I remember reading a story in Fast Company several years ago written by Seth Godin. It was about a French baker, Lionel Poilane, who used 300-year-old recipes for his French bread -- not those long loafs we think of, (they are not originally from France) but the original French bread. It is big and round and dark. Poilane was such an amazing story; Godin included him as an example of being remarkable in his book, "Purple Cow." In fact, he dedicated the book to the memory of Lionel Poilane.

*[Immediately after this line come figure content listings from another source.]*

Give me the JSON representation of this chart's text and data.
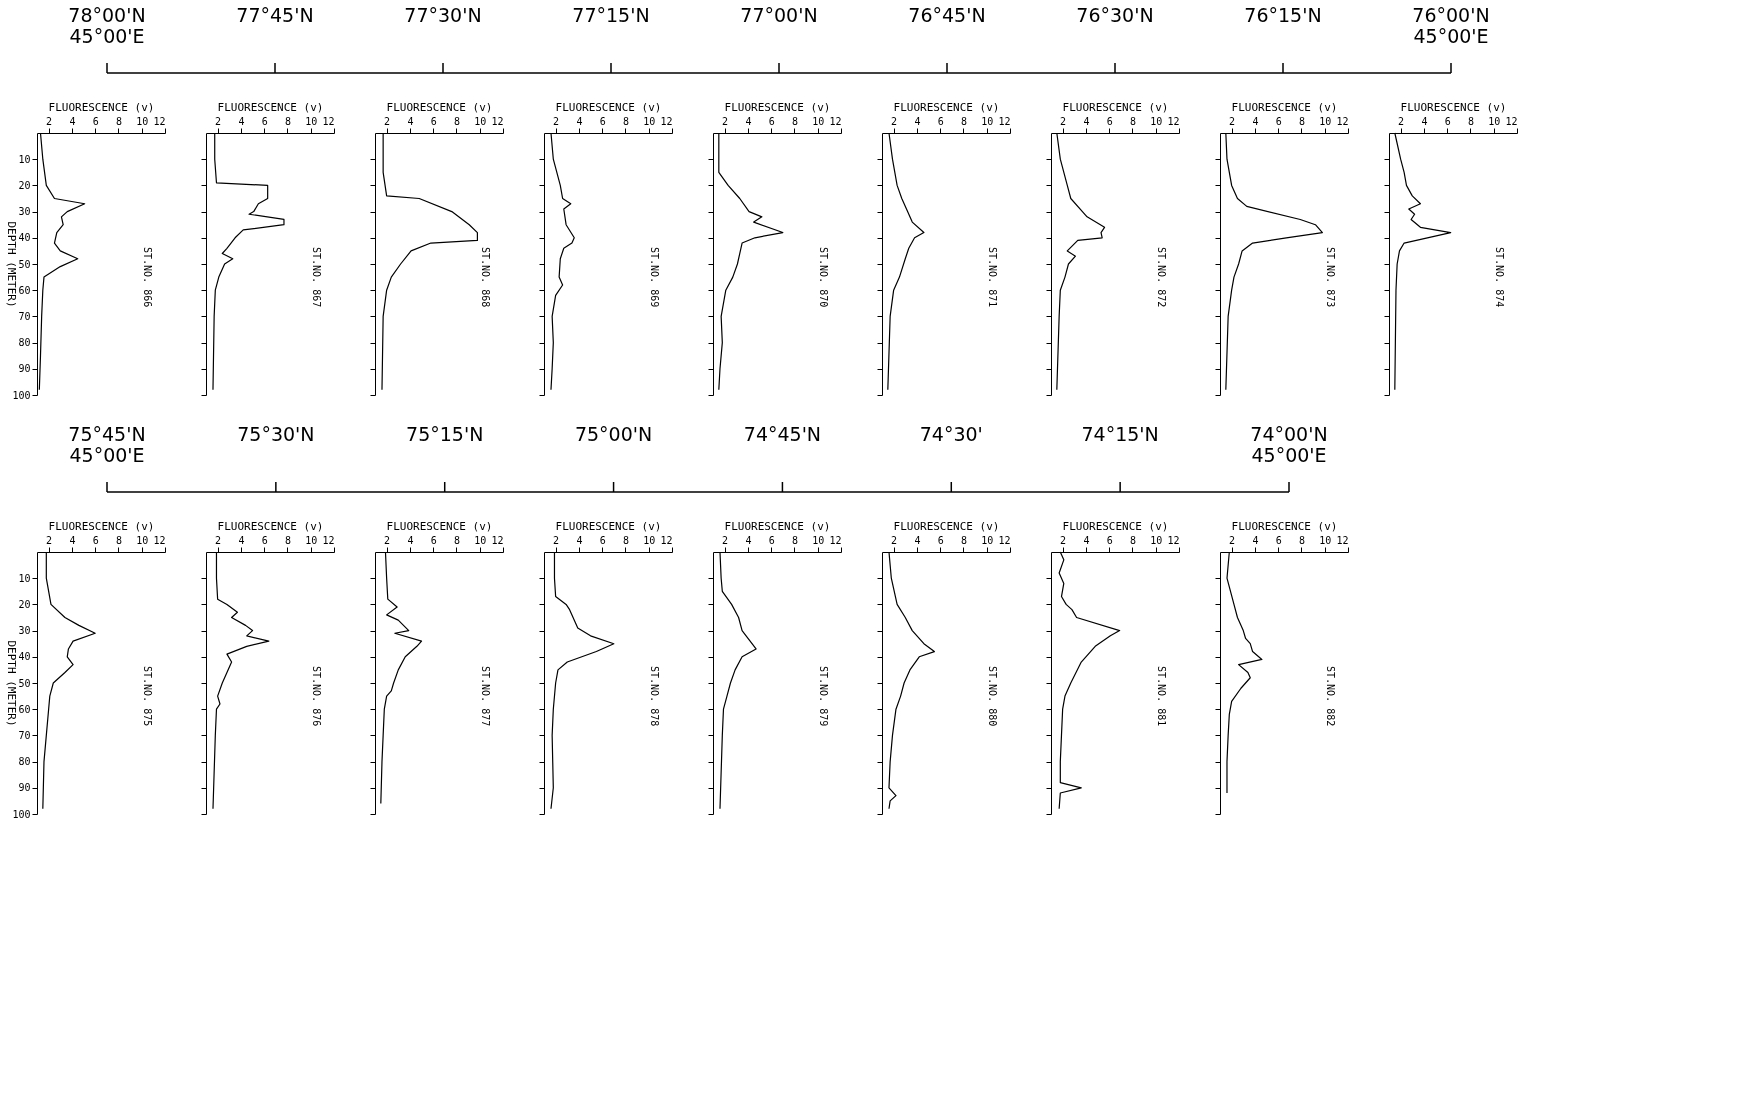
{
  "chart_data": [
    {
      "type": "other",
      "annotations": [
        "78°00'N\n45°00'E",
        "77°45'N",
        "77°30'N",
        "77°15'N",
        "77°00'N",
        "76°45'N",
        "76°30'N",
        "76°15'N",
        "76°00'N\n45°00'E"
      ]
    },
    {
      "type": "line",
      "xlabel": "FLUORESCENCE (v)",
      "ylabel": "DEPTH (METER)",
      "xlim": [
        1,
        12
      ],
      "xticks": [
        2,
        4,
        6,
        8,
        10,
        12
      ],
      "ylim": [
        100,
        0
      ],
      "yticks": [
        10,
        20,
        30,
        40,
        50,
        60,
        70,
        80,
        90,
        100
      ],
      "annotations": [
        "ST.NO. 866"
      ],
      "series": [
        {
          "color": "#000000",
          "x": [
            1.3,
            1.5,
            1.8,
            2.5,
            5.1,
            3.6,
            3.1,
            3.25,
            2.7,
            2.5,
            3.0,
            4.5,
            3.0,
            1.6,
            1.5,
            1.4,
            1.3,
            1.2
          ],
          "values": [
            0,
            10,
            20,
            25,
            27,
            30,
            32,
            35,
            38,
            42,
            45,
            48,
            51,
            55,
            60,
            70,
            85,
            98
          ]
        }
      ]
    },
    {
      "type": "line",
      "xlabel": "FLUORESCENCE (v)",
      "xlim": [
        1,
        12
      ],
      "xticks": [
        2,
        4,
        6,
        8,
        10,
        12
      ],
      "ylim": [
        100,
        0
      ],
      "yticks": [
        10,
        20,
        30,
        40,
        50,
        60,
        70,
        80,
        90,
        100
      ],
      "tick_labels": "x",
      "annotations": [
        "ST.NO. 867"
      ],
      "series": [
        {
          "color": "#000000",
          "x": [
            1.75,
            1.75,
            1.9,
            6.3,
            6.3,
            5.5,
            5.1,
            4.7,
            7.7,
            7.7,
            4.2,
            3.5,
            2.8,
            2.4,
            3.3,
            2.6,
            2.1,
            1.8,
            1.7,
            1.6
          ],
          "values": [
            0,
            10,
            19,
            20,
            25,
            27,
            30,
            31,
            33,
            35,
            37,
            40,
            44,
            46,
            48,
            50,
            55,
            60,
            70,
            98
          ]
        }
      ]
    },
    {
      "type": "line",
      "xlabel": "FLUORESCENCE (v)",
      "xlim": [
        1,
        12
      ],
      "xticks": [
        2,
        4,
        6,
        8,
        10,
        12
      ],
      "ylim": [
        100,
        0
      ],
      "yticks": [
        10,
        20,
        30,
        40,
        50,
        60,
        70,
        80,
        90,
        100
      ],
      "tick_labels": "x",
      "annotations": [
        "ST.NO. 868"
      ],
      "series": [
        {
          "color": "#000000",
          "x": [
            1.7,
            1.7,
            2.0,
            4.8,
            7.6,
            9.1,
            9.8,
            9.8,
            5.8,
            4.1,
            3.2,
            2.4,
            2.0,
            1.7,
            1.6
          ],
          "values": [
            0,
            15,
            24,
            25,
            30,
            35,
            38,
            41,
            42,
            45,
            50,
            55,
            60,
            70,
            98
          ]
        }
      ]
    },
    {
      "type": "line",
      "xlabel": "FLUORESCENCE (v)",
      "xlim": [
        1,
        12
      ],
      "xticks": [
        2,
        4,
        6,
        8,
        10,
        12
      ],
      "ylim": [
        100,
        0
      ],
      "yticks": [
        10,
        20,
        30,
        40,
        50,
        60,
        70,
        80,
        90,
        100
      ],
      "tick_labels": "x",
      "annotations": [
        "ST.NO. 869"
      ],
      "series": [
        {
          "color": "#000000",
          "x": [
            1.6,
            1.8,
            2.4,
            2.6,
            3.3,
            2.7,
            2.9,
            3.6,
            3.4,
            2.7,
            2.4,
            2.3,
            2.6,
            2.0,
            1.7,
            1.8,
            1.7,
            1.6
          ],
          "values": [
            0,
            10,
            20,
            25,
            27,
            29,
            35,
            40,
            42,
            44,
            48,
            55,
            58,
            62,
            70,
            80,
            90,
            98
          ]
        }
      ]
    },
    {
      "type": "line",
      "xlabel": "FLUORESCENCE (v)",
      "xlim": [
        1,
        12
      ],
      "xticks": [
        2,
        4,
        6,
        8,
        10,
        12
      ],
      "ylim": [
        100,
        0
      ],
      "yticks": [
        10,
        20,
        30,
        40,
        50,
        60,
        70,
        80,
        90,
        100
      ],
      "tick_labels": "x",
      "annotations": [
        "ST.NO. 870"
      ],
      "series": [
        {
          "color": "#000000",
          "x": [
            1.5,
            1.5,
            2.3,
            3.3,
            4.1,
            5.2,
            4.5,
            7.0,
            4.6,
            3.5,
            3.1,
            2.7,
            2.1,
            1.7,
            1.8,
            1.6,
            1.5
          ],
          "values": [
            0,
            15,
            20,
            25,
            30,
            32,
            34,
            38,
            40,
            42,
            50,
            55,
            60,
            70,
            80,
            90,
            98
          ]
        }
      ]
    },
    {
      "type": "line",
      "xlabel": "FLUORESCENCE (v)",
      "xlim": [
        1,
        12
      ],
      "xticks": [
        2,
        4,
        6,
        8,
        10,
        12
      ],
      "ylim": [
        100,
        0
      ],
      "yticks": [
        10,
        20,
        30,
        40,
        50,
        60,
        70,
        80,
        90,
        100
      ],
      "tick_labels": "x",
      "annotations": [
        "ST.NO. 871"
      ],
      "series": [
        {
          "color": "#000000",
          "x": [
            1.6,
            1.9,
            2.3,
            2.7,
            3.2,
            3.6,
            4.6,
            3.8,
            3.3,
            3.0,
            2.5,
            2.0,
            1.7,
            1.5
          ],
          "values": [
            0,
            10,
            20,
            25,
            30,
            34,
            38,
            40,
            44,
            48,
            55,
            60,
            70,
            98
          ]
        }
      ]
    },
    {
      "type": "line",
      "xlabel": "FLUORESCENCE (v)",
      "xlim": [
        1,
        12
      ],
      "xticks": [
        2,
        4,
        6,
        8,
        10,
        12
      ],
      "ylim": [
        100,
        0
      ],
      "yticks": [
        10,
        20,
        30,
        40,
        50,
        60,
        70,
        80,
        90,
        100
      ],
      "tick_labels": "x",
      "annotations": [
        "ST.NO. 872"
      ],
      "series": [
        {
          "color": "#000000",
          "x": [
            1.5,
            1.8,
            2.4,
            2.7,
            3.7,
            4.1,
            5.6,
            5.3,
            5.4,
            3.3,
            2.4,
            3.1,
            2.5,
            2.2,
            1.8,
            1.7,
            1.5
          ],
          "values": [
            0,
            10,
            20,
            25,
            30,
            32,
            36,
            38,
            40,
            41,
            45,
            47,
            50,
            55,
            60,
            70,
            98
          ]
        }
      ]
    },
    {
      "type": "line",
      "xlabel": "FLUORESCENCE (v)",
      "xlim": [
        1,
        12
      ],
      "xticks": [
        2,
        4,
        6,
        8,
        10,
        12
      ],
      "ylim": [
        100,
        0
      ],
      "yticks": [
        10,
        20,
        30,
        40,
        50,
        60,
        70,
        80,
        90,
        100
      ],
      "tick_labels": "x",
      "annotations": [
        "ST.NO. 873"
      ],
      "series": [
        {
          "color": "#000000",
          "x": [
            1.5,
            1.6,
            2.0,
            2.5,
            3.3,
            7.9,
            9.2,
            9.8,
            6.7,
            3.8,
            2.9,
            2.6,
            2.2,
            2.0,
            1.7,
            1.5
          ],
          "values": [
            0,
            10,
            20,
            25,
            28,
            33,
            35,
            38,
            40,
            42,
            45,
            50,
            55,
            60,
            70,
            98
          ]
        }
      ]
    },
    {
      "type": "line",
      "xlabel": "FLUORESCENCE (v)",
      "xlim": [
        1,
        12
      ],
      "xticks": [
        2,
        4,
        6,
        8,
        10,
        12
      ],
      "ylim": [
        100,
        0
      ],
      "yticks": [
        10,
        20,
        30,
        40,
        50,
        60,
        70,
        80,
        90,
        100
      ],
      "tick_labels": "x",
      "annotations": [
        "ST.NO. 874"
      ],
      "series": [
        {
          "color": "#000000",
          "x": [
            1.5,
            2.0,
            2.3,
            2.5,
            3.0,
            3.7,
            2.7,
            3.2,
            2.9,
            3.7,
            6.3,
            4.3,
            2.3,
            1.9,
            1.7,
            1.6,
            1.5
          ],
          "values": [
            0,
            10,
            15,
            20,
            24,
            27,
            29,
            31,
            33,
            36,
            38,
            40,
            42,
            45,
            50,
            60,
            98
          ]
        }
      ]
    },
    {
      "type": "other",
      "annotations": [
        "75°45'N\n45°00'E",
        "75°30'N",
        "75°15'N",
        "75°00'N",
        "74°45'N",
        "74°30'",
        "74°15'N",
        "74°00'N\n45°00'E"
      ]
    },
    {
      "type": "line",
      "xlabel": "FLUORESCENCE (v)",
      "ylabel": "DEPTH (METER)",
      "xlim": [
        1,
        12
      ],
      "xticks": [
        2,
        4,
        6,
        8,
        10,
        12
      ],
      "ylim": [
        100,
        0
      ],
      "yticks": [
        10,
        20,
        30,
        40,
        50,
        60,
        70,
        80,
        90,
        100
      ],
      "annotations": [
        "ST.NO. 875"
      ],
      "series": [
        {
          "color": "#000000",
          "x": [
            1.8,
            1.8,
            2.2,
            3.4,
            4.6,
            6.0,
            4.1,
            3.7,
            3.6,
            4.1,
            3.4,
            2.4,
            2.1,
            2.0,
            1.8,
            1.6,
            1.5
          ],
          "values": [
            0,
            10,
            20,
            25,
            28,
            31,
            34,
            37,
            40,
            43,
            46,
            50,
            55,
            60,
            70,
            80,
            98
          ]
        }
      ]
    },
    {
      "type": "line",
      "xlabel": "FLUORESCENCE (v)",
      "xlim": [
        1,
        12
      ],
      "xticks": [
        2,
        4,
        6,
        8,
        10,
        12
      ],
      "ylim": [
        100,
        0
      ],
      "yticks": [
        10,
        20,
        30,
        40,
        50,
        60,
        70,
        80,
        90,
        100
      ],
      "tick_labels": "x",
      "annotations": [
        "ST.NO. 876"
      ],
      "series": [
        {
          "color": "#000000",
          "x": [
            1.9,
            1.9,
            2.0,
            2.8,
            3.7,
            3.2,
            4.4,
            5.0,
            4.5,
            6.4,
            4.5,
            2.8,
            3.2,
            2.8,
            2.4,
            2.0,
            2.2,
            1.9,
            1.8,
            1.6
          ],
          "values": [
            0,
            10,
            18,
            20,
            23,
            25,
            28,
            30,
            32,
            34,
            36,
            39,
            42,
            46,
            50,
            55,
            58,
            60,
            70,
            98
          ]
        }
      ]
    },
    {
      "type": "line",
      "xlabel": "FLUORESCENCE (v)",
      "xlim": [
        1,
        12
      ],
      "xticks": [
        2,
        4,
        6,
        8,
        10,
        12
      ],
      "ylim": [
        100,
        0
      ],
      "yticks": [
        10,
        20,
        30,
        40,
        50,
        60,
        70,
        80,
        90,
        100
      ],
      "tick_labels": "x",
      "annotations": [
        "ST.NO. 877"
      ],
      "series": [
        {
          "color": "#000000",
          "x": [
            1.9,
            2.0,
            2.1,
            2.9,
            2.0,
            3.0,
            3.9,
            2.7,
            5.0,
            4.6,
            3.6,
            3.0,
            2.6,
            2.4,
            2.0,
            1.8,
            1.7,
            1.6,
            1.5
          ],
          "values": [
            0,
            10,
            18,
            21,
            24,
            26,
            30,
            31,
            34,
            36,
            40,
            45,
            50,
            53,
            55,
            60,
            70,
            80,
            96
          ]
        }
      ]
    },
    {
      "type": "line",
      "xlabel": "FLUORESCENCE (v)",
      "xlim": [
        1,
        12
      ],
      "xticks": [
        2,
        4,
        6,
        8,
        10,
        12
      ],
      "ylim": [
        100,
        0
      ],
      "yticks": [
        10,
        20,
        30,
        40,
        50,
        60,
        70,
        80,
        90,
        100
      ],
      "tick_labels": "x",
      "annotations": [
        "ST.NO. 878"
      ],
      "series": [
        {
          "color": "#000000",
          "x": [
            1.9,
            1.9,
            2.0,
            2.9,
            3.2,
            3.7,
            3.9,
            5.0,
            7.0,
            5.5,
            3.0,
            2.2,
            2.0,
            1.8,
            1.7,
            1.8,
            1.6
          ],
          "values": [
            0,
            10,
            17,
            20,
            22,
            27,
            29,
            32,
            35,
            38,
            42,
            45,
            50,
            60,
            70,
            90,
            98
          ]
        }
      ]
    },
    {
      "type": "line",
      "xlabel": "FLUORESCENCE (v)",
      "xlim": [
        1,
        12
      ],
      "xticks": [
        2,
        4,
        6,
        8,
        10,
        12
      ],
      "ylim": [
        100,
        0
      ],
      "yticks": [
        10,
        20,
        30,
        40,
        50,
        60,
        70,
        80,
        90,
        100
      ],
      "tick_labels": "x",
      "annotations": [
        "ST.NO. 879"
      ],
      "series": [
        {
          "color": "#000000",
          "x": [
            1.6,
            1.7,
            1.8,
            2.6,
            3.2,
            3.5,
            4.7,
            3.5,
            2.9,
            2.5,
            2.2,
            1.9,
            1.8,
            1.6
          ],
          "values": [
            0,
            10,
            15,
            20,
            25,
            30,
            37,
            40,
            45,
            50,
            55,
            60,
            70,
            98
          ]
        }
      ]
    },
    {
      "type": "line",
      "xlabel": "FLUORESCENCE (v)",
      "xlim": [
        1,
        12
      ],
      "xticks": [
        2,
        4,
        6,
        8,
        10,
        12
      ],
      "ylim": [
        100,
        0
      ],
      "yticks": [
        10,
        20,
        30,
        40,
        50,
        60,
        70,
        80,
        90,
        100
      ],
      "tick_labels": "x",
      "annotations": [
        "ST.NO. 880"
      ],
      "series": [
        {
          "color": "#000000",
          "x": [
            1.6,
            1.8,
            2.3,
            3.0,
            3.6,
            4.6,
            5.5,
            4.2,
            3.4,
            2.9,
            2.6,
            2.2,
            1.9,
            1.7,
            1.6,
            2.2,
            1.7,
            1.6
          ],
          "values": [
            0,
            10,
            20,
            25,
            30,
            35,
            38,
            40,
            45,
            50,
            55,
            60,
            70,
            80,
            90,
            93,
            95,
            98
          ]
        }
      ]
    },
    {
      "type": "line",
      "xlabel": "FLUORESCENCE (v)",
      "xlim": [
        1,
        12
      ],
      "xticks": [
        2,
        4,
        6,
        8,
        10,
        12
      ],
      "ylim": [
        100,
        0
      ],
      "yticks": [
        10,
        20,
        30,
        40,
        50,
        60,
        70,
        80,
        90,
        100
      ],
      "tick_labels": "x",
      "annotations": [
        "ST.NO. 881"
      ],
      "series": [
        {
          "color": "#000000",
          "x": [
            1.8,
            2.1,
            1.7,
            2.1,
            1.9,
            2.3,
            2.8,
            3.2,
            6.9,
            6.1,
            4.8,
            3.6,
            2.7,
            2.2,
            2.0,
            1.9,
            1.8,
            1.8,
            3.6,
            1.8,
            1.7
          ],
          "values": [
            0,
            3,
            8,
            12,
            17,
            20,
            22,
            25,
            30,
            32,
            36,
            42,
            50,
            55,
            60,
            70,
            80,
            88,
            90,
            92,
            98
          ]
        }
      ]
    },
    {
      "type": "line",
      "xlabel": "FLUORESCENCE (v)",
      "xlim": [
        1,
        12
      ],
      "xticks": [
        2,
        4,
        6,
        8,
        10,
        12
      ],
      "ylim": [
        100,
        0
      ],
      "yticks": [
        10,
        20,
        30,
        40,
        50,
        60,
        70,
        80,
        90,
        100
      ],
      "tick_labels": "x",
      "annotations": [
        "ST.NO. 882"
      ],
      "series": [
        {
          "color": "#000000",
          "x": [
            1.8,
            1.6,
            2.2,
            2.5,
            3.0,
            3.2,
            3.6,
            3.8,
            4.6,
            2.6,
            3.4,
            3.6,
            2.8,
            2.0,
            1.8,
            1.7,
            1.6,
            1.6
          ],
          "values": [
            0,
            10,
            20,
            25,
            30,
            33,
            35,
            38,
            41,
            43,
            46,
            48,
            52,
            57,
            62,
            70,
            80,
            92
          ]
        }
      ]
    }
  ]
}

Poilane did an incredible amount of research about bread. He made bread that wasn't popular at the time, but became popular due to his dedication and craftsmanship. It was so unique that people from all over the world were buying it. I even bought a loaf of this bread and had it FedExed from France for a meeting with a client. Why? That bread was about something I knew my client had, but wasn't using to its potential: a story. I wanted my client to experience the way a brand story can be experienced first hand. I wanted them to understand how important it was for them to tell their story in such a way to their own customers.

For better or worse, brands are as much about the customer as they are the product. Brands tell others about an individual's personality and priorities. Brands help make friends and repel adversaries. Sure, advertising can be annoying, but it is also a handy little gadget to communicate quickly to others who we are, while at the same time, helping us feel good in our skin. Starbucks makes me feel good about my day, that's why I pay $3.50 for a cup of its coffee. I like to go to Target because I can get a bargain but feel like I'm not compromising style. Apple computers give me confidence that I can do my job being a geek. These are not products but brand stories that are lived. Before they are lived they must be defined, created and communicated. That's why we who get to do the creating have such a great job.

The growing varieties of delivery options offer more opportunities than ever to make brand stories relevant to the consumer. Yet we must not forget that it is the story that must be our first priority. Otherwise, what difference does it make how people experience it?